To celebrate National “Read A Book” Day! Our team of Speech-Language Pathologists provided us with some of their best tips to help your child, no matter the age, become the best readers they can be. Whether a child is just learning to read, or they are a seasoned pro, we are here to help inspire new ways to engage with books!
So, grab your coziest blankets and get ready to read!
Top Reading Tips for Younger Kids
- Use tools to stay on track
Often times, children lose their place when reading, leaving out words or even adding words that don’t exist in the text! You can help reduce the likelihood of this happening by using a bookmark, your finger, or even a funny pointer finger wand.
- Set them up for success
Make sure to sit near your child or face your child towards you as you read so they can see your face! Try to point to and touch as many items on the page as you label them. Don’t just read word for word what is on the page. Talk to your child about what is happening on the pages, like colors, sounds, emotions, etc.
- Get involved
Take shared reading time one step further by asking familiar “wh-“ questions, even ones they know the answers to. Asking questions is a great way to work understanding the characters, story plot, and that your child is also paying attention!

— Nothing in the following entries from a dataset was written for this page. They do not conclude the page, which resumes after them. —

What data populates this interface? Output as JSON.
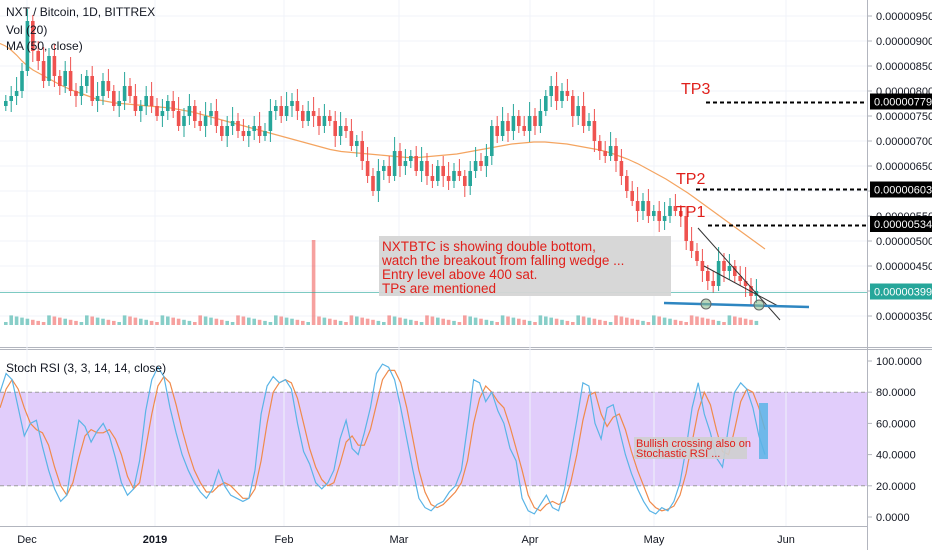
{
  "legend": {
    "symbol": "NXT / Bitcoin, 1D, BITTREX",
    "vol": "Vol (20)",
    "ma": "MA (50, close)",
    "stoch": "Stoch RSI (3, 3, 14, 14, close)"
  },
  "price_axis": {
    "ticks": [
      "0.00000950",
      "0.00000900",
      "0.00000850",
      "0.00000800",
      "0.00000750",
      "0.00000700",
      "0.00000650",
      "0.00000600",
      "0.00000550",
      "0.00000500",
      "0.00000450",
      "0.00000400",
      "0.00000350"
    ]
  },
  "rsi_axis": {
    "ticks": [
      "100.0000",
      "80.0000",
      "60.0000",
      "40.0000",
      "20.0000",
      "0.0000"
    ]
  },
  "time_axis": {
    "labels": [
      "Dec",
      "2019",
      "Feb",
      "Mar",
      "Apr",
      "May",
      "Jun"
    ]
  },
  "price_tags": [
    {
      "label": "0.00000779",
      "value": 7.79,
      "style": "dark"
    },
    {
      "label": "0.00000603",
      "value": 6.03,
      "style": "dark"
    },
    {
      "label": "0.00000534",
      "value": 5.34,
      "style": "dark"
    },
    {
      "label": "0.00000399",
      "value": 3.99,
      "style": "current"
    }
  ],
  "annotations": {
    "tp3": "TP3",
    "tp2": "TP2",
    "tp1": "TP1",
    "note_lines": [
      "NXTBTC is showing double bottom,",
      "watch the breakout from falling wedge ...",
      "Entry level above 400 sat.",
      "TPs are mentioned"
    ],
    "note2_lines": [
      "Bullish crossing also on",
      "Stochastic RSI ..."
    ]
  },
  "colors": {
    "up": "#26a69a",
    "down": "#ef5350",
    "ma": "#f4a460",
    "rsi_k": "#5ab4e6",
    "rsi_d": "#f08a4b",
    "rsi_band": "#e1cdfb",
    "annotation": "#e0201b",
    "trendline": "#2e86c1"
  },
  "chart_data": {
    "type": "candlestick",
    "unit": "BTC (x1e-6)",
    "price_range": [
      3.3,
      9.9
    ],
    "rsi_range": [
      0,
      100
    ],
    "rsi_band": [
      20,
      80
    ],
    "ma_period": 50,
    "ma_start": 8.95,
    "ma_values": [
      8.95,
      8.9,
      8.82,
      8.72,
      8.6,
      8.5,
      8.42,
      8.36,
      8.3,
      8.24,
      8.18,
      8.12,
      8.07,
      8.02,
      7.98,
      7.94,
      7.9,
      7.86,
      7.82,
      7.8,
      7.78,
      7.76,
      7.75,
      7.74,
      7.73,
      7.72,
      7.71,
      7.7,
      7.69,
      7.68,
      7.67,
      7.66,
      7.64,
      7.62,
      7.6,
      7.58,
      7.55,
      7.52,
      7.49,
      7.46,
      7.43,
      7.4,
      7.37,
      7.34,
      7.31,
      7.28,
      7.25,
      7.22,
      7.19,
      7.16,
      7.13,
      7.1,
      7.07,
      7.04,
      7.01,
      6.98,
      6.95,
      6.92,
      6.89,
      6.86,
      6.83,
      6.81,
      6.79,
      6.78,
      6.77,
      6.76,
      6.75,
      6.74,
      6.73,
      6.72,
      6.71,
      6.7,
      6.69,
      6.68,
      6.67,
      6.67,
      6.67,
      6.68,
      6.69,
      6.7,
      6.71,
      6.72,
      6.73,
      6.74,
      6.76,
      6.78,
      6.8,
      6.82,
      6.84,
      6.86,
      6.88,
      6.9,
      6.92,
      6.94,
      6.95,
      6.96,
      6.97,
      6.98,
      6.98,
      6.98,
      6.97,
      6.96,
      6.95,
      6.94,
      6.92,
      6.9,
      6.88,
      6.86,
      6.84,
      6.82,
      6.79,
      6.76,
      6.72,
      6.68,
      6.64,
      6.59,
      6.54,
      6.48,
      6.42,
      6.36,
      6.3,
      6.24,
      6.17,
      6.1,
      6.03,
      5.96,
      5.88,
      5.8,
      5.72,
      5.64,
      5.56,
      5.48,
      5.4,
      5.32,
      5.24,
      5.16,
      5.08,
      5.0,
      4.92,
      4.84
    ],
    "close": [
      7.8,
      7.9,
      8.0,
      8.4,
      9.4,
      8.8,
      8.6,
      8.2,
      8.7,
      8.3,
      8.1,
      8.4,
      8.0,
      7.9,
      8.1,
      8.3,
      7.8,
      7.9,
      8.2,
      8.0,
      7.7,
      7.8,
      8.1,
      7.9,
      7.6,
      7.7,
      7.9,
      7.7,
      7.5,
      7.6,
      7.8,
      7.6,
      7.3,
      7.5,
      7.7,
      7.4,
      7.3,
      7.5,
      7.6,
      7.3,
      7.1,
      7.3,
      7.4,
      7.2,
      7.1,
      7.2,
      7.3,
      7.1,
      7.2,
      7.6,
      7.7,
      7.5,
      7.7,
      7.8,
      7.6,
      7.4,
      7.6,
      7.5,
      7.3,
      7.5,
      7.4,
      7.1,
      7.3,
      7.2,
      6.9,
      7.0,
      6.6,
      6.3,
      6.0,
      6.4,
      6.5,
      6.3,
      6.8,
      6.5,
      6.6,
      6.7,
      6.4,
      6.6,
      6.3,
      6.2,
      6.5,
      6.3,
      6.2,
      6.4,
      6.3,
      6.1,
      6.4,
      6.6,
      6.5,
      6.7,
      7.3,
      7.1,
      7.4,
      7.2,
      7.5,
      7.3,
      7.2,
      7.5,
      7.3,
      7.6,
      7.9,
      8.1,
      7.8,
      8.0,
      7.9,
      7.5,
      7.7,
      7.3,
      7.4,
      7.0,
      6.8,
      6.7,
      6.9,
      6.6,
      6.3,
      6.0,
      5.8,
      5.6,
      5.8,
      5.5,
      5.6,
      5.4,
      5.5,
      5.7,
      5.6,
      5.5,
      5.0,
      4.8,
      4.6,
      4.4,
      4.2,
      4.1,
      4.6,
      4.4,
      4.5,
      4.3,
      4.2,
      4.1,
      3.9,
      4.0
    ],
    "volume_peak_index": 57,
    "rsi_k": [
      80,
      92,
      88,
      70,
      52,
      60,
      62,
      45,
      30,
      18,
      10,
      14,
      40,
      62,
      58,
      48,
      55,
      60,
      52,
      38,
      22,
      14,
      18,
      36,
      68,
      88,
      96,
      90,
      70,
      54,
      40,
      30,
      22,
      16,
      12,
      18,
      30,
      20,
      14,
      12,
      10,
      12,
      30,
      66,
      84,
      90,
      86,
      88,
      82,
      60,
      42,
      34,
      22,
      18,
      22,
      30,
      50,
      62,
      44,
      40,
      54,
      70,
      92,
      98,
      96,
      88,
      70,
      50,
      30,
      12,
      6,
      4,
      8,
      10,
      16,
      20,
      30,
      58,
      88,
      86,
      74,
      80,
      68,
      60,
      44,
      36,
      12,
      4,
      2,
      8,
      14,
      6,
      4,
      18,
      40,
      62,
      86,
      84,
      60,
      50,
      70,
      72,
      56,
      40,
      28,
      18,
      10,
      4,
      2,
      6,
      4,
      10,
      22,
      44,
      70,
      86,
      66,
      54,
      38,
      32,
      58,
      80,
      86,
      82,
      70,
      52,
      40
    ],
    "rsi_d": [
      70,
      82,
      88,
      82,
      70,
      60,
      56,
      54,
      46,
      32,
      20,
      14,
      22,
      38,
      52,
      56,
      54,
      54,
      56,
      50,
      40,
      26,
      18,
      22,
      44,
      66,
      84,
      90,
      86,
      72,
      56,
      42,
      30,
      22,
      16,
      16,
      20,
      22,
      20,
      16,
      12,
      12,
      18,
      36,
      60,
      80,
      86,
      88,
      86,
      76,
      60,
      44,
      32,
      24,
      20,
      22,
      34,
      48,
      52,
      46,
      46,
      56,
      72,
      88,
      94,
      94,
      86,
      70,
      50,
      30,
      16,
      8,
      6,
      8,
      12,
      16,
      22,
      36,
      60,
      76,
      84,
      80,
      74,
      70,
      58,
      44,
      30,
      14,
      6,
      4,
      8,
      10,
      8,
      10,
      22,
      40,
      62,
      78,
      80,
      66,
      58,
      64,
      66,
      56,
      42,
      30,
      20,
      10,
      6,
      4,
      5,
      7,
      14,
      28,
      48,
      68,
      80,
      72,
      56,
      42,
      40,
      56,
      74,
      82,
      80,
      70,
      56
    ]
  }
}
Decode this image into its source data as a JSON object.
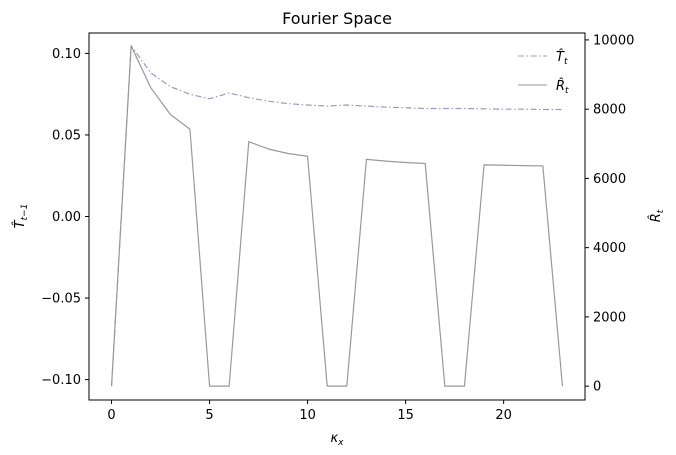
{
  "chart_data": {
    "type": "line",
    "title": "Fourier Space",
    "xlabel": "κ_x",
    "ylabel_left": "T̂_{t−1}",
    "ylabel_right": "R̂_t",
    "xlim": [
      -1.15,
      24.15
    ],
    "ylim_left": [
      -0.1125,
      0.1125
    ],
    "ylim_right": [
      -400,
      10200
    ],
    "x_ticks": [
      0,
      5,
      10,
      15,
      20
    ],
    "x_tick_labels": [
      "0",
      "5",
      "10",
      "15",
      "20"
    ],
    "y_left_ticks": [
      -0.1,
      -0.05,
      0.0,
      0.05,
      0.1
    ],
    "y_left_tick_labels": [
      "−0.10",
      "−0.05",
      "0.00",
      "0.05",
      "0.10"
    ],
    "y_right_ticks": [
      0,
      2000,
      4000,
      6000,
      8000,
      10000
    ],
    "y_right_tick_labels": [
      "0",
      "2000",
      "4000",
      "6000",
      "8000",
      "10000"
    ],
    "grid": false,
    "legend_position": "top-right",
    "series": [
      {
        "name": "T̂_t",
        "axis": "right",
        "color": "#9999cc",
        "style": "dash-dot",
        "x": [
          0,
          1,
          2,
          3,
          4,
          5,
          6,
          7,
          8,
          9,
          10,
          11,
          12,
          13,
          14,
          15,
          16,
          17,
          18,
          19,
          20,
          21,
          22,
          23
        ],
        "y": [
          0,
          9830,
          9050,
          8650,
          8430,
          8300,
          8470,
          8330,
          8230,
          8160,
          8120,
          8090,
          8120,
          8090,
          8060,
          8040,
          8020,
          8020,
          8020,
          8010,
          8000,
          8000,
          7990,
          7990
        ]
      },
      {
        "name": "R̂_t",
        "axis": "right",
        "color": "#999999",
        "style": "solid",
        "x": [
          0,
          1,
          2,
          3,
          4,
          5,
          6,
          7,
          8,
          9,
          10,
          11,
          12,
          13,
          14,
          15,
          16,
          17,
          18,
          19,
          20,
          21,
          22,
          23
        ],
        "y": [
          0,
          9830,
          8620,
          7850,
          7420,
          0,
          0,
          7060,
          6850,
          6720,
          6640,
          0,
          0,
          6550,
          6500,
          6460,
          6430,
          0,
          0,
          6390,
          6380,
          6370,
          6360,
          0
        ]
      }
    ]
  }
}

It also builds familiarity with a variety of -wh questions and works on addressing early problem-solving and inferencing abilities. For example, “What is the girl doing?”, “Where is the bear going?”, “Who is this?”, “How do you know he feels sad?” etc.
- Incorporate Tactile Senses
Try including some “touch and feel” books in your child’s book rotation. These types of books increase interaction during story time and target a variety of adjectives!
- Repetition is key
Reading the same book repeatedly is great for vocabulary and word recognition, pattern and rhyme, fluency, comprehension, and confidence.